I've discovered a pattern slice(constant) in the AlexNet.
In principle, we could implement slice(constant1)->constant2 as a compile-time transformation in the GraphOptimizer, to save computations at run-time.
My only concern here is that it may potentially increase the amount of memory required for constants.
Opinions?
Seems like a good idea.
My only concern here is that it may potentially increase the amount of memory required for constants.
Yeah, this is another one that might be dependent on the backend's preferences, so would be great to have it be controlled by the backend (https://github.com/pytorch/glow/issues/1641).
This is also is related to constant propagation (https://github.com/pytorch/glow/issues/1469) -- I wonder if we could design this in a generic way, e.g. generate the Tensor to back the new Constant by calling into the kernels in the Interpreter.
I also think it makes sense to have it backend controlled as it is a tradeoff between performance and memory with a decision that can vary across targets. Also even a single target could have different memory configuration depending on the customer. In this case, the decision will depend on the memory constraints.
I agree that in theory there could be a tradeoff here. But I am not sure if the pattern that exposes this tradeoff between memory and compute is a common pattern. What do you say that we start with a simple peephole optimization (instead of target-specific hook) instead?
@nadavrot Could you elaborate how peephole optimizations would solve this tradeoff issue?
If I understand correctly, we would still be bound by memory constraints depending on the hardware.
I agree with @jfix71 on how constant folding is more relevant here and the broader solution.
I would like to contribute to these issues. I am starting new here. Would you be willing to give me starting pointers?
@SumedhArani I don't have a solution to the tradeoff issue. I suggest implementing one solution (just do the peephole) and give it a try. If we figure out that we do have memory issues in real workloads then we can iterate and improve things. There is a difference between what is a possible workload, and what is likely. Maybe in practice one optimization strategy is always superior? I suggest that we implement the simple peephole optimization and give it a try and evaluate how it performs on the workloads that we are testing today. What do you think?

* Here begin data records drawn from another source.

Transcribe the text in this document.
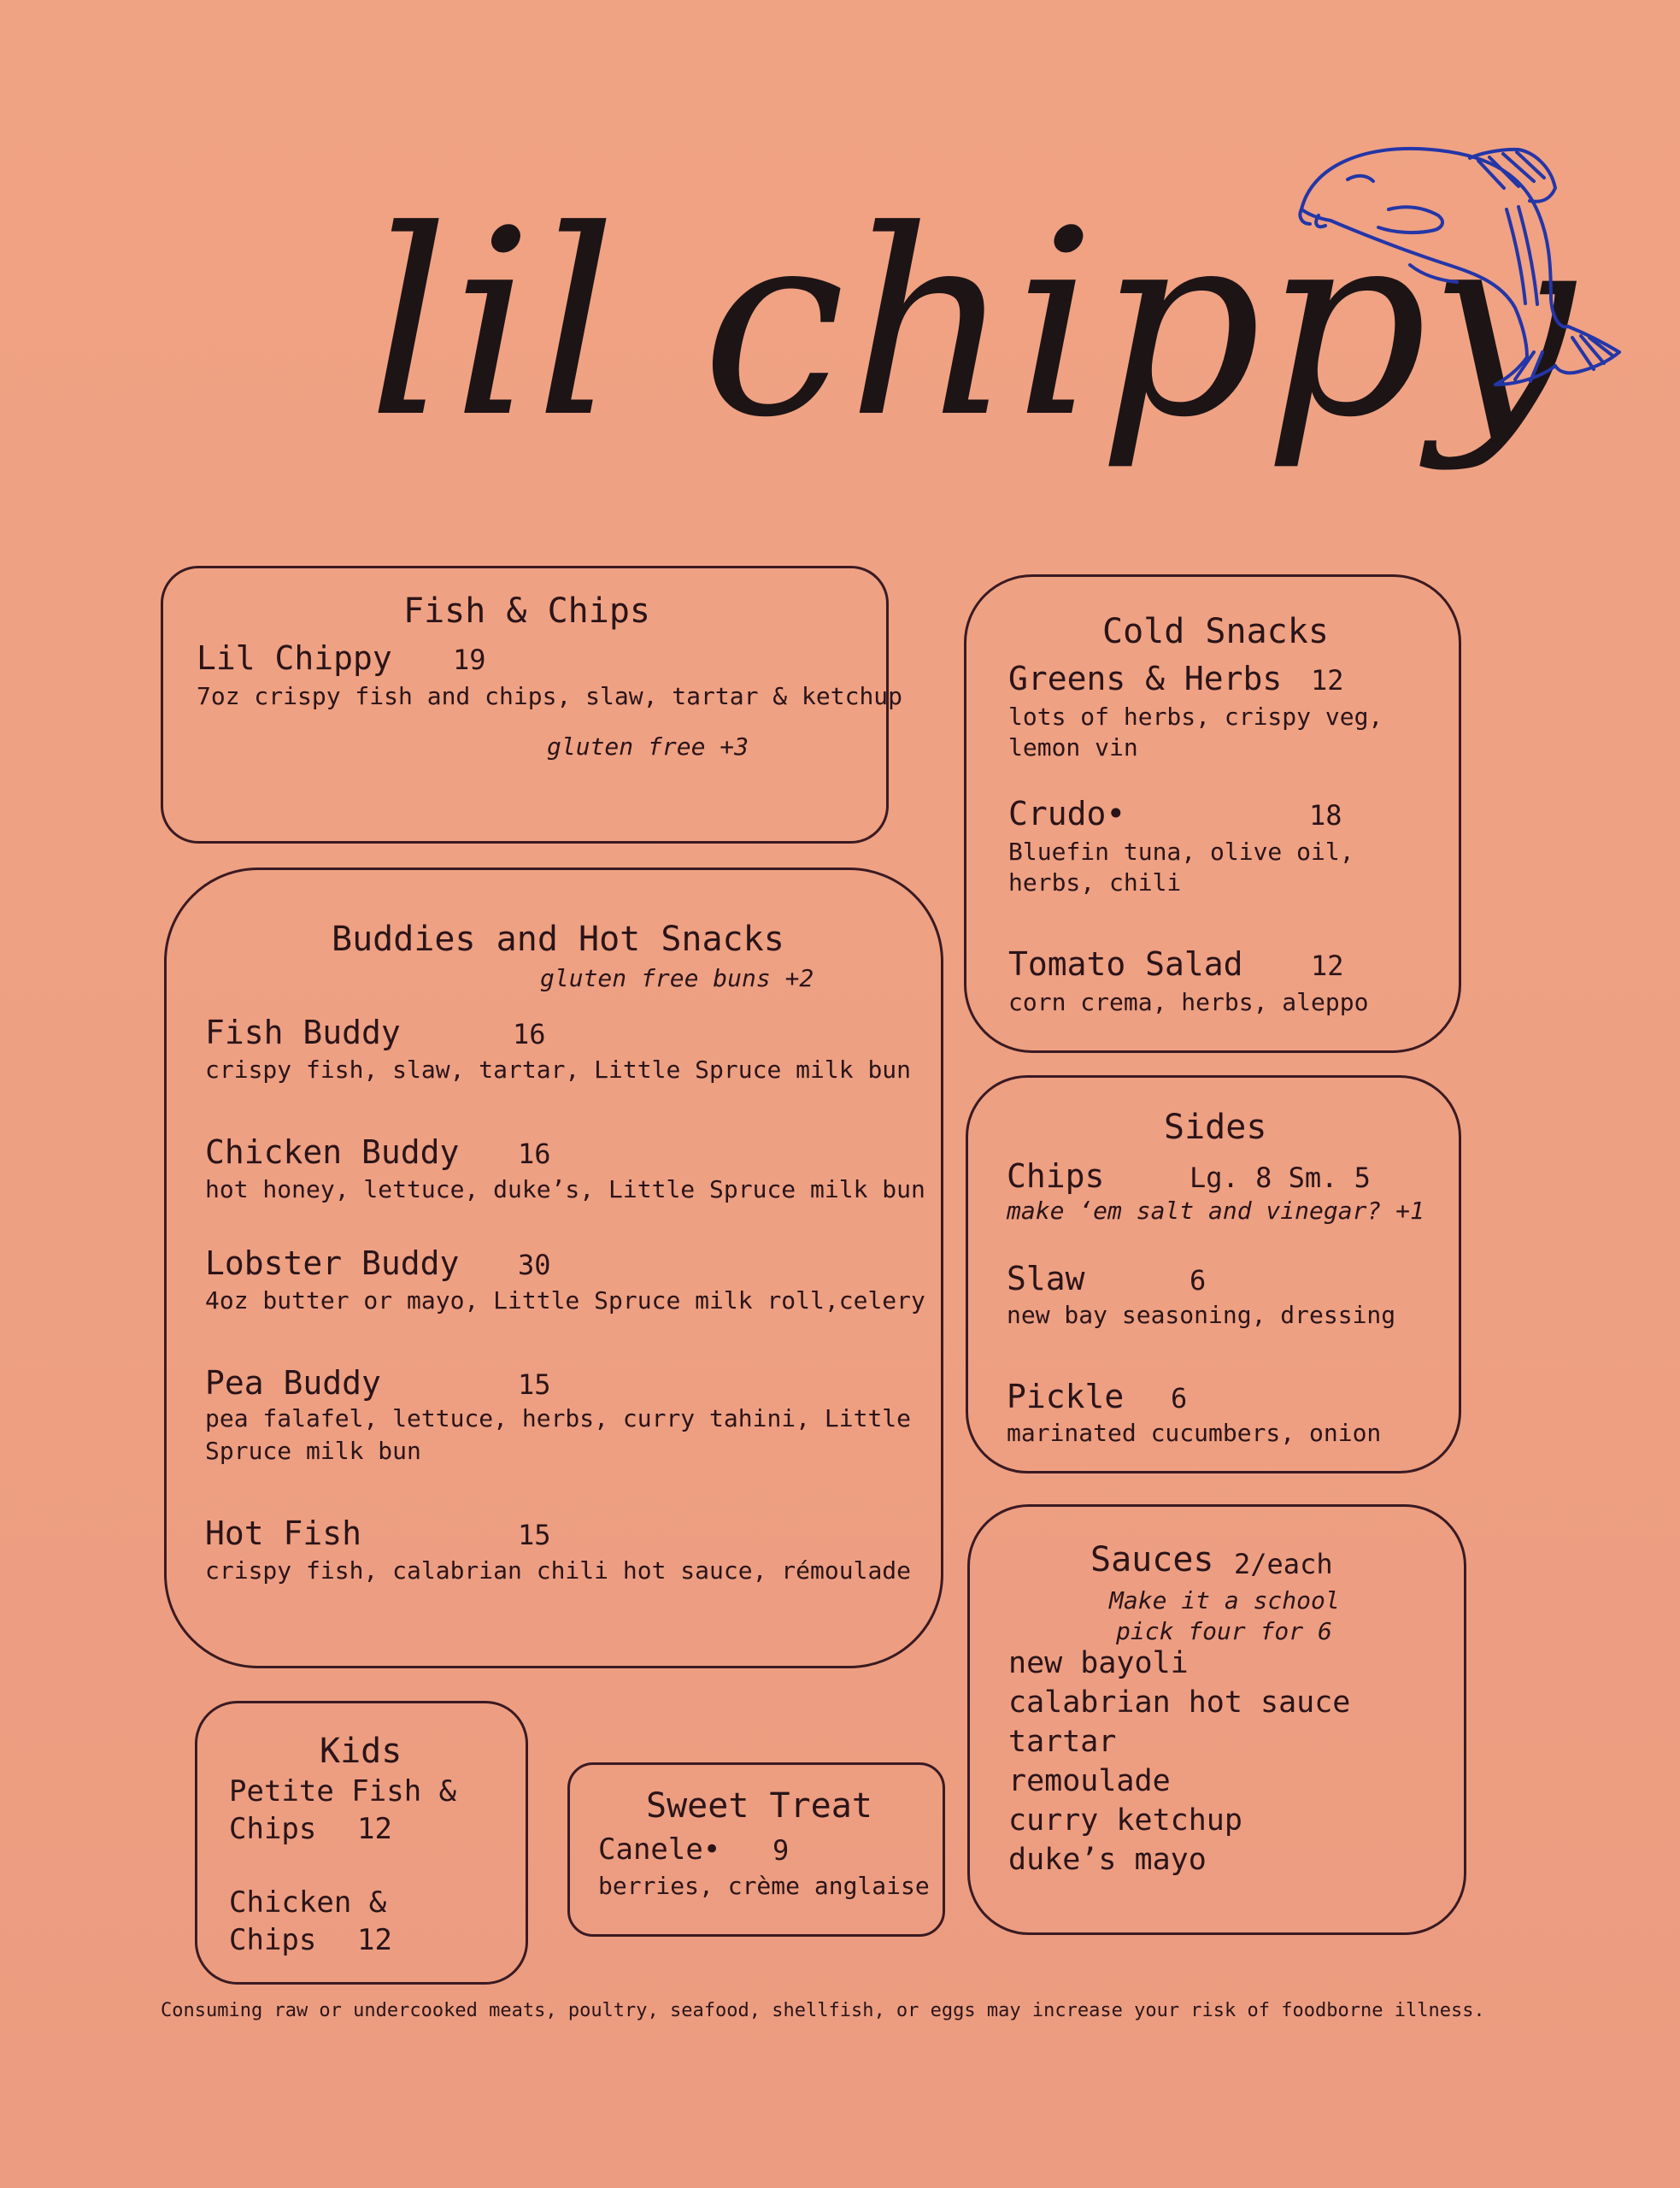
lil chippy
Fish & Chips
Lil Chippy 19
7oz crispy fish and chips, slaw, tartar & ketchup
gluten free +3
Buddies and Hot Snacks
gluten free buns +2
Fish Buddy	16
crispy fish, slaw, tartar, Little Spruce milk bun
Chicken Buddy 16
hot honey, lettuce, duke’s, Little Spruce milk bun
Lobster Buddy 30
4oz butter or mayo, Little Spruce milk roll,celery
Pea Buddy	15
pea falafel, lettuce, herbs, curry tahini, Little
Spruce milk bun
Hot Fish	15
crispy fish, calabrian chili hot sauce, rémoulade
Cold Snacks
Greens & Herbs 12
lots of herbs, crispy veg,
lemon vin
Crudo•	18
Bluefin tuna, olive oil,
herbs, chili
Tomato Salad 12
corn crema, herbs, aleppo
Sides
Chips	Lg. 8 Sm. 5
make ‘em salt and vinegar? +1
Slaw	6
new bay seasoning, dressing
Pickle 6
marinated cucumbers, onion
Sauces 2/each
Make it a school
pick four for 6
new bayoli
calabrian hot sauce
tartar
remoulade
curry ketchup
duke’s mayo
Kids
Petite Fish &
Chips 12
Chicken &
Chips 12
Sweet Treat
Canele• 9
berries, crème anglaise
Consuming raw or undercooked meats, poultry, seafood, shellfish, or eggs may increase your risk of foodborne illness.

@nadavrot A feasibility analysis sounds good to me.
I will try implementing a simple peephole optimization. We can then decide the further roadmap for this depending on the results.
Are there any specific ideas that you already have in your mind regarding this implementation? Any suggestions are much valued. :)
I suggest taking a look at the graph optimizer. The authors @jfix71 and @opti-mix can review the PR. Thank you for doing this work!
@opti-mix , @jfix71 :
I have written code for performing the compile-time optimization, as specified by @nadavrot . Where do I find the Alexnet model to test my code? (Should I submit a PR, and then continue to incrementally update it?)
Are there any other benchmarks where we can see this optimization put to use?
Also, at what stage should this optimization be called?
@opti-mix @SumedhArani Thanks for doing this work. Yes, please submit a PR. You can test your code with our unit tests and with tests in the model zoo.
@SumedhArani Yes, please submit a PR.
Where do I find the Alexnet model to test my code?
The AlexNet model can be downloaded using utils/download_onnx_models.sh
For the PR, you can easily construct a small graph with the pattern in question, apply optimizations and check at the end that slice(constant1) is not present in the graph anymore.
Also, at what stage should this optimization be called.
It should be called as part of GraphOptimizer transformations.
Thank you @nadavrot and @opti-mix ! :)
I will test for the cases as suggested by @opti-mix and then submit the PR.
I have written the optimization as a part of the GraphOptimizer transformations. I wanted to ask at a finer level though. Would performing this optimization before a specific optimization give better results?
Thank you.
@SumedhArani
I have written the optimization as a part of the GraphOptimizer transformations. I wanted to ask at a finer level though. Would performing this optimization before a specific optimization give better results?
Have a look at the optimizeSliceOfSplat. It does a very similar transformation, but for splats instead of constants. You probably want to create a similar function called optimizeSliceOfConstant and invoke it at the same place where optimizeSliceOfSplat is invoked.
You may also consider extending optimizeSliceOfSplat to handle both cases. If you go this way, you may want to rename it into something like optimizeSliceOfConstantPayload...
I did exactly that. I looked at optimizeSliceOfSplat and wrote a very similar function that handled the required case. I call this new optimizeSliceOfConstant, just after optimizeSliceOfSplat.
So I think I am headed in the right direction. I will submit a PR, as soon I have tested the code.
@SumedhArani are you still interested in working on this? Can we salvage your PR?
@opti-mix I am looking through starter issues and commit logs, I see you recently merged a commit implementing general constant folding? I assume it takes care of this / issue should be closed?
@shajrawi Yes, you are right! This is taken care of by #3161. Closing.